13.  Check the ribs for the first time after about 20 minutes. Apply your mop sauce very thin and turn over. Repeat about every 30 minutes thereafter. Each time you check you ribs, you MUST pay attention to the temperature. 15 coals are not going to cook these ribs all day at 200 degrees. You will have to add more coals a few at a time as needed. It's important to utilize your charcoal starter for this. Simply throwing on some briquettes will result in a way too hot grill temperature.

14.  5-8 hours is how long these baby backs can take, sometimes longer. When the meat starts to pull away from the bone easily, your ribs are done. If you have a meat thermometer, you are looking for an internal temperature of 205 degrees between the bones. I do NOT use a thermometer, not even when making candy, but if you are new to cooking and are having guests you want to impress, get one!

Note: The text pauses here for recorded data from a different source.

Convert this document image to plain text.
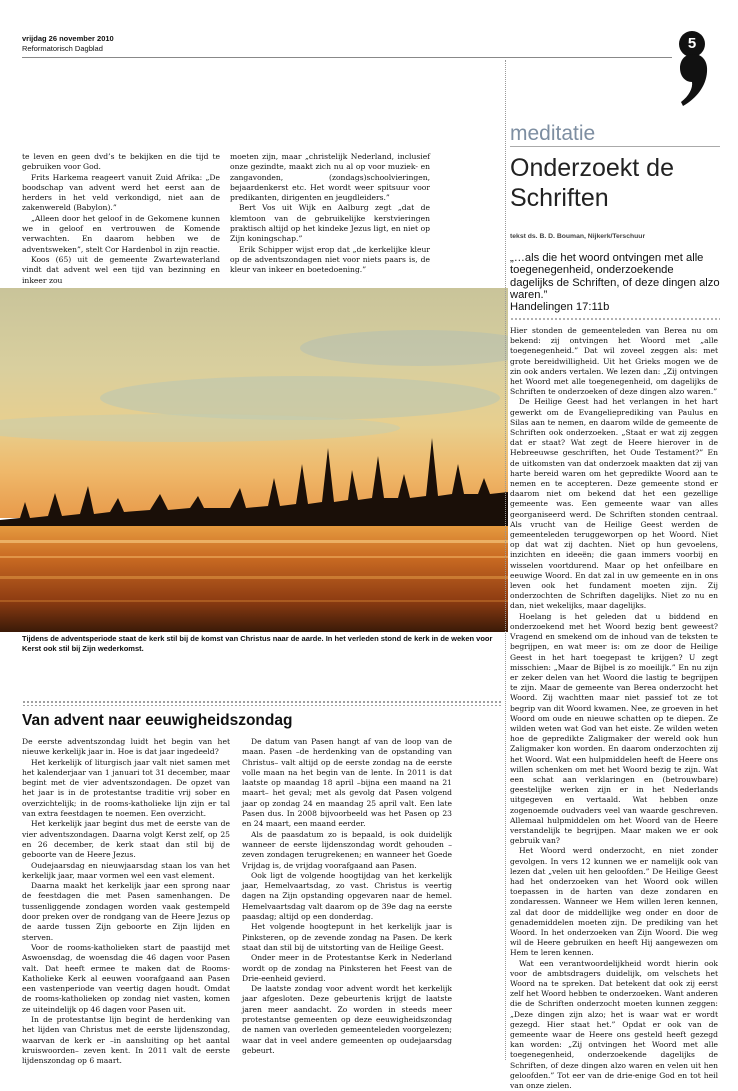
vrijdag 26 november 2010
Reformatorisch Dagblad	5

te leven en geen dvd’s te bekijken en die tijd te gebruiken voor God.

Frits Harkema reageert vanuit Zuid Afrika: „De boodschap van advent werd het eerst aan de herders in het veld verkondigd, niet aan de zakenwereld (Babylon).”

„Alleen door het geloof in de Gekomene kunnen we in geloof en vertrouwen de Komende verwachten. En daarom hebben we de adventsweken”, stelt Cor Hardenbol in zijn reactie.

Koos (65) uit de gemeente Zwartewaterland vindt dat advent wel een tijd van bezinning en inkeer zou

moeten zijn, maar „christelijk Nederland, inclusief onze gezindte, maakt zich nu al op voor muziek- en zangavonden, (zondags)schoolvieringen, bejaardenkerst etc. Het wordt weer spitsuur voor predikanten, dirigenten en jeugdleiders.”

Bert Vos uit Wijk en Aalburg zegt „dat de klemtoon van de gebruikelijke kerstvieringen praktisch altijd op het kindeke Jezus ligt, en niet op Zijn koningschap.”

Erik Schipper wijst erop dat „de kerkelijke kleur op de adventszondagen niet voor niets paars is, de kleur van inkeer en boetedoening.”

Tijdens de adventsperiode staat de kerk stil bij de komst van Christus naar de aarde. In het verleden stond de kerk in de weken voor Kerst ook stil bij Zijn wederkomst.
Van advent naar eeuwigheidszondag

De eerste adventszondag luidt het begin van het nieuwe kerkelijk jaar in. Hoe is dat jaar ingedeeld?

Het kerkelijk of liturgisch jaar valt niet samen met het kalenderjaar van 1 januari tot 31 december, maar begint met de vier adventszondagen. De opzet van het jaar is in de protestantse traditie vrij sober en overzichtelijk; in de rooms-katholieke lijn zijn er tal van extra feestdagen te noemen. Een overzicht.

Het kerkelijk jaar begint dus met de eerste van de vier adventszondagen. Daarna volgt Kerst zelf, op 25 en 26 december, de kerk staat dan stil bij de geboorte van de Heere Jezus.

Oudejaarsdag en nieuwjaarsdag staan los van het kerkelijk jaar, maar vormen wel een vast element.

Daarna maakt het kerkelijk jaar een sprong naar de feestdagen die met Pasen samenhangen. De tussenliggende zondagen worden vaak gestempeld door preken over de rondgang van de Heere Jezus op de aarde tussen Zijn geboorte en Zijn lijden en sterven.

Voor de rooms-katholieken start de paastijd met Aswoensdag, de woensdag die 46 dagen voor Pasen valt. Dat heeft ermee te maken dat de Rooms-Katholieke Kerk al eeuwen voorafgaand aan Pasen een vastenperiode van veertig dagen houdt. Omdat de rooms-katholieken op zondag niet vasten, komen ze uiteindelijk op 46 dagen voor Pasen uit.

In de protestantse lijn begint de herdenking van het lijden van Christus met de eerste lijdenszondag, waarvan de kerk er –in aansluiting op het aantal kruiswoorden– zeven kent. In 2011 valt de eerste lijdenszondag op 6 maart.

De datum van Pasen hangt af van de loop van de maan. Pasen –de herdenking van de opstanding van Christus– valt altijd op de eerste zondag na de eerste volle maan na het begin van de lente. In 2011 is dat laatste op maandag 18 april –bijna een maand na 21 maart– het geval; met als gevolg dat Pasen volgend jaar op zondag 24 en maandag 25 april valt. Een late Pasen dus. In 2008 bijvoorbeeld was het Pasen op 23 en 24 maart, een maand eerder.

Als de paasdatum zo is bepaald, is ook duidelijk wanneer de eerste lijdenszondag wordt gehouden – zeven zondagen terugrekenen; en wanneer het Goede Vrijdag is, de vrijdag voorafgaand aan Pasen.

Ook ligt de volgende hoogtijdag van het kerkelijk jaar, Hemelvaartsdag, zo vast. Christus is veertig dagen na Zijn opstanding opgevaren naar de hemel. Hemelvaartsdag valt daarom op de 39e dag na eerste paasdag; altijd op een donderdag.

Het volgende hoogtepunt in het kerkelijk jaar is Pinksteren, op de zevende zondag na Pasen. De kerk staat dan stil bij de uitstorting van de Heilige Geest.

Onder meer in de Protestantse Kerk in Nederland wordt op de zondag na Pinksteren het Feest van de Drie-eenheid gevierd.

De laatste zondag voor advent wordt het kerkelijk jaar afgesloten. Deze gebeurtenis krijgt de laatste jaren meer aandacht. Zo worden in steeds meer protestantse gemeenten op deze eeuwigheidszondag de namen van overleden gemeenteleden voorgelezen; waar dat in veel andere gemeenten op oudejaarsdag gebeurt.

meditatie
Onderzoekt de
Schriften
tekst ds. B. D. Bouman, Nijkerk/Terschuur
„…als die het woord ontvingen met alle toegenegenheid, onderzoekende dagelijks de Schriften, of deze dingen alzo waren.”
Handelingen 17:11b

Hier stonden de gemeenteleden van Berea nu om bekend: zij ontvingen het Woord met „alle toegenegenheid.” Dat wil zoveel zeggen als: met grote bereidwilligheid. Uit het Grieks mogen we de zin ook anders vertalen. We lezen dan: „Zij ontvingen het Woord met alle toegenegenheid, om dagelijks de Schriften te onderzoeken of deze dingen alzo waren.”

De Heilige Geest had het verlangen in het hart gewerkt om de Evangelieprediking van Paulus en Silas aan te nemen, en daarom wilde de gemeente de Schriften ook onderzoeken. „Staat er wat zij zeggen dat er staat? Wat zegt de Heere hierover in de Hebreeuwse geschriften, het Oude Testament?” En de uitkomsten van dat onderzoek maakten dat zij van harte bereid waren om het gepredikte Woord aan te nemen en te accepteren. Deze gemeente stond er daarom niet om bekend dat het een gezellige gemeente was. Een gemeente waar van alles georganiseerd werd. De Schriften stonden centraal. Als vrucht van de Heilige Geest werden de gemeenteleden teruggeworpen op het Woord. Niet op dat wat zij dachten. Niet op hun gevoelens, inzichten en ideeën; die gaan immers voorbij en wisselen voortdurend. Maar op het onfeilbare en eeuwige Woord. En dat zal in uw gemeente en in ons leven ook het fundament moeten zijn. Zij onderzochten de Schriften dagelijks. Niet zo nu en dan, niet wekelijks, maar dagelijks.

Hoelang is het geleden dat u biddend en onderzoekend met het Woord bezig bent geweest? Vragend en smekend om de inhoud van de teksten te begrijpen, en wat meer is: om ze door de Heilige Geest in het hart toegepast te krijgen? U zegt misschien: „Maar de Bijbel is zo moeilijk.” En nu zijn er zeker delen van het Woord die lastig te begrijpen te zijn. Maar de gemeente van Berea onderzocht het Woord. Zij wachtten maar niet passief tot ze tot begrip van dit Woord kwamen. Nee, ze groeven in het Woord om oude en nieuwe schatten op te diepen. Ze wilden weten wat God van het eiste. Ze wilden weten hoe de gepredikte Zaligmaker der wereld ook hun Zaligmaker kon worden. En daarom onderzochten zij het Woord. Wat een hulpmiddelen heeft de Heere ons willen schenken om met het Woord bezig te zijn. Wat een schat aan verklaringen en (betrouwbare) geestelijke werken zijn er in het Nederlands uitgegeven en vertaald. Wat hebben onze zogenoemde oudvaders veel van waarde geschreven. Allemaal hulpmiddelen om het Woord van de Heere verstandelijk te begrijpen. Maar maken we er ook gebruik van?

Het Woord werd onderzocht, en niet zonder gevolgen. In vers 12 kunnen we er namelijk ook van lezen dat „velen uit hen geloofden.” De Heilige Geest had het onderzoeken van het Woord ook willen toepassen in de harten van deze zondaren en zondaressen. Wanneer we Hem willen leren kennen, zal dat door de middellijke weg onder en door de genademiddelen moeten zijn. De prediking van het Woord. In het onderzoeken van Zijn Woord. Die weg wil de Heere gebruiken en heeft Hij aangewezen om Hem te leren kennen.

Wat een verantwoordelijkheid wordt hierin ook voor de ambtsdragers duidelijk, om velschets het Woord na te spreken. Dat betekent dat ook zij eerst zelf het Woord hebben te onderzoeken. Want anderen die de Schriften onderzocht moeten kunnen zeggen: „Deze dingen zijn alzo; het is waar wat er wordt gezegd. Hier staat het.” Opdat er ook van de gemeente waar de Heere ons gesteld heeft gezegd kan worden: „Zij ontvingen het Woord met alle toegenegenheid, onderzoekende dagelijks de Schriften, of deze dingen alzo waren en velen uit hen geloofden.” Tot eer van de drie-enige God en tot heil van onze zielen.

15.  Wrap in foil and allow to rest once done. This will also allow you time to finish up any side dishes you

Rub Recipe

1/2 c. DARK Brown Sugar

1/2 c. Kosher or Sea Salt (NOT TABLE SALT)

1/2 c. Sweet Paprika

6 T. Black Pepper

2 T. Garlic POWDER (not garlic salt)

2 T. Dried Onion Flakes

2 tsp. Cayenne Pepper

Directions:  Mix All Together,Thoroughly!


Mop Sauce Recipe

1/2 c. Apple Cider Vinegar

1/2 c. Water

1/2 c. Ketchup

1/2 c. Dark Brown Sugar

4 T. Yellow Mustard

2 T. Minced Garlic

4 T. Minced Onion

3 T. Olive Oil

1 T. Garlic Powder

1 T. Chili Powder

1 T. Onion Powder

1 tsp. Red Pepper Flakes

1 tsp. Cayenne Pepper

Directions:  Combine all ingredients in a sauce pan and bring to a boil, then cool.